I shook my head. ‘No, it’s not, actually. It’s someone I know personally. If you don’t want to hear any more, I completely understand. We can leave things there. A new counsellor will take over and support you through it all. You’re only just starting to come to terms with what happened, and you may well feel that it would be too much to take things any further at this stage.’

‘No,’ said Jayne, her voice trembling. ‘I want to know. I’ve always wanted to know. He’s my son. I need to know that he’s OK, that he’s happy and healthy.’

‘He is,’ I said.

She shut her eyes for a second.

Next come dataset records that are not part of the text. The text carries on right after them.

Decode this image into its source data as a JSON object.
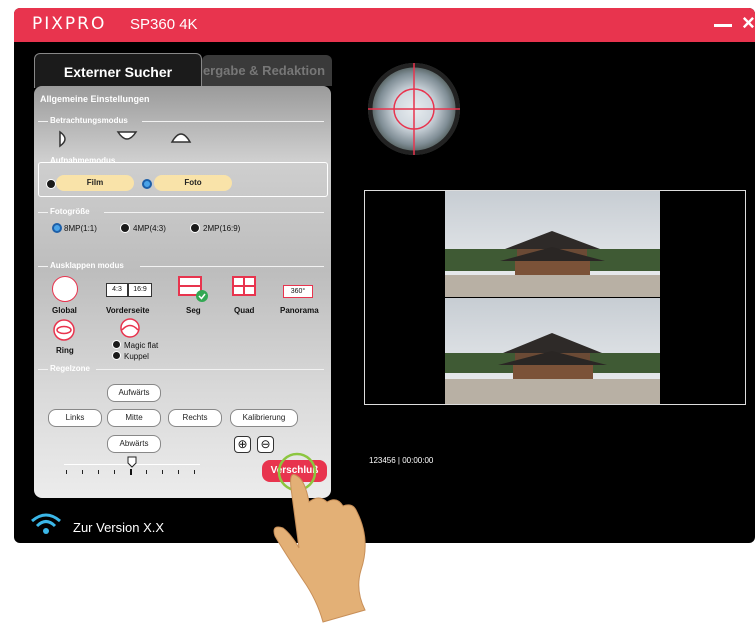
{
  "app": {
    "brand": "PIXPRO",
    "model": "SP360 4K"
  },
  "tabs": {
    "active": "Externer Sucher",
    "inactive": "Wiedergabe & Redaktion"
  },
  "settings": {
    "title": "Allgemeine Einstellungen",
    "viewing_mode": "Betrachtungsmodus",
    "capture_mode": {
      "title": "Aufnahmemodus",
      "film": "Film",
      "photo": "Foto",
      "selected": "Foto"
    },
    "photo_size": {
      "title": "Fotogröße",
      "options": [
        "8MP(1:1)",
        "4MP(4:3)",
        "2MP(16:9)"
      ],
      "selected": "8MP(1:1)"
    },
    "unfold": {
      "title": "Ausklappen modus",
      "global": "Global",
      "front": "Vorderseite",
      "ratio_a": "4:3",
      "ratio_b": "16:9",
      "seg": "Seg",
      "quad": "Quad",
      "panorama": "Panorama",
      "panorama_icon": "360°",
      "ring": "Ring",
      "magic_flat": "Magic flat",
      "dome": "Kuppel",
      "selected": "Seg"
    },
    "control": {
      "title": "Regelzone",
      "up": "Aufwärts",
      "left": "Links",
      "center": "Mitte",
      "right": "Rechts",
      "down": "Abwärts",
      "calibrate": "Kalibrierung",
      "shutter": "Verschluß"
    }
  },
  "status": {
    "timecode": "123456 | 00:00:00"
  },
  "footer": {
    "version": "Zur Version X.X"
  },
  "colors": {
    "brand": "#e8344e",
    "accent": "#4aa3e8",
    "pill": "#f9e3a9"
  }
}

I heard her long, deep outward breath.

‘If you’d like to get in touch with him by letter, or meet up with him in person, it is possible to arrange that. And a colleague of mine will help to support you through it.’

‘He wouldn’t want to meet me, though, would he?’ said Jayne. ‘Not after what I did to him.’

‘He does.’

She stared at me and shook her head. ‘He’s probably just saying that. People don’t like to admit how they feel, do they? He probably hates me. I wouldn’t blame him if he did.’